Howard didn't object. But a month later, he volunteered to be one of 10 replacements to join the 358th Civil Affairs Brigade in Iraq. "I still wanted to answer the call," he said. After 23 years in the military, he loves the camaraderie. And "I'm optimistic" about reaching Iraqis in a way that could change the outcome of the war.

His wife's reaction was "not fit for publication," Marlene Schaffer says. "But we're a military family, and we do what we need to do."

The Schaffers met at a church softball game in California 18 years ago when she was a divorced military wife with three daughters and a son and he was a computer analyst who was just entering building management. They moved to Portland in 1991 for his job with the U.S. General Services Administration, and in 2001 he became the senior manager of the federal courthouses. Marlene worked at Nike writing information technology contracts and retail trend analysis.

Even after he volunteered to deploy again, Howard has tried to reach out to the families in the anti-war group to help parents understand their military relatives. He accompanied Marlene to meetings.

"I wanted them to know that when you're a soldier, you don't have a choice. You're focused on trying to do the job, and if someone says this is happening in Congress, soldiers don't have the ability to even express their political opinion."

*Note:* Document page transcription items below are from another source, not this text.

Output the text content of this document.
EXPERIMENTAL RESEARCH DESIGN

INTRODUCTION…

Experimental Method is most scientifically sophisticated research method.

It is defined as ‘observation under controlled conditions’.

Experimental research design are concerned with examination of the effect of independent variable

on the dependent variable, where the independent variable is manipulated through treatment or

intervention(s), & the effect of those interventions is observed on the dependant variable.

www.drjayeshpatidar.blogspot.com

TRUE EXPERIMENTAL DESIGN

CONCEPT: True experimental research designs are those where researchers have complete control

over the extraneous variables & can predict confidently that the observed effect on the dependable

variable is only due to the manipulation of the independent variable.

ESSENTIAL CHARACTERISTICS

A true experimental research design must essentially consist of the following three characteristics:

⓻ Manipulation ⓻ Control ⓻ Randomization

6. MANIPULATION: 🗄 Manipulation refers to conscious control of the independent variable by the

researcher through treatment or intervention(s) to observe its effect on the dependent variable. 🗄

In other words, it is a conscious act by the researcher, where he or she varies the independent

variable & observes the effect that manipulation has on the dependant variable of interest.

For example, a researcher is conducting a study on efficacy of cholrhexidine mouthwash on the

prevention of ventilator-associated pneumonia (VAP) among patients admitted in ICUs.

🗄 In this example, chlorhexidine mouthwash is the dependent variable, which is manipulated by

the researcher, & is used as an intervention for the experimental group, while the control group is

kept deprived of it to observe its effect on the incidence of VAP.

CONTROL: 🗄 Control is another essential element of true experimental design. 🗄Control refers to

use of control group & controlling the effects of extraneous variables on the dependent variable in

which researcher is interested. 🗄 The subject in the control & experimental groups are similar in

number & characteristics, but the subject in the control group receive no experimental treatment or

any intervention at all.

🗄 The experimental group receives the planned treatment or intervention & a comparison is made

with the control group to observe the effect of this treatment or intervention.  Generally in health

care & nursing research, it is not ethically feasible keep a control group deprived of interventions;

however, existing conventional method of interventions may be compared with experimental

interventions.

A deployment changes your priorities, he says. "You come back to the civilian world, and there's maybe some drama, and you think, 'This is so trivial.' It doesn't faze you as much anymore. It's just not as important once you've seen caskets and that chapel with weapon, boots and helmet."

Marlene takes a different approach. She appeared at a Army Reserve change-of-command ceremony wearing a T-shirt carrying the message "Support our troops -- bring them home NOW."

She says Howard, ever the diplomat, has always supported her having her own opinions. "People think we're strange," she says. "But it works for us."

As his deployment neared, Howard Schaffer made to-do lists for the house and cars. He packed his battle fatigues, which, unlike those of most soldiers, bear his name in English and Arabic. As a member of the 364th Brigade in Portland, his unit's expertise is Japan, Korea and Thailand. But he learned to read Farsi and Arabic. A strong tennis player, he put his rackets, along with the bass guitar he plays every Saturday evening at Holy Trinity Catholic Church in Beaverton, in storage. Marlene put new security locks on the doors and taught Zoe to call emergency phone numbers.

As they sat down for one of the last meals they would share before Howard deployed, they paged through copies of Army Times featuring "faces of the fallen." "Are they dead, Nanna?" Zoe asked.

"Yes," Marlene said somberly.

After dinner, the couple walks as they do almost every night at a nearby park to play with Zoe.

"I try to stay busy so I don't think," Marlene says. "We all want to believe that everything will be OK, but we don't know. I'll have three of them over there. What if they don't come home? How do I deal with that?"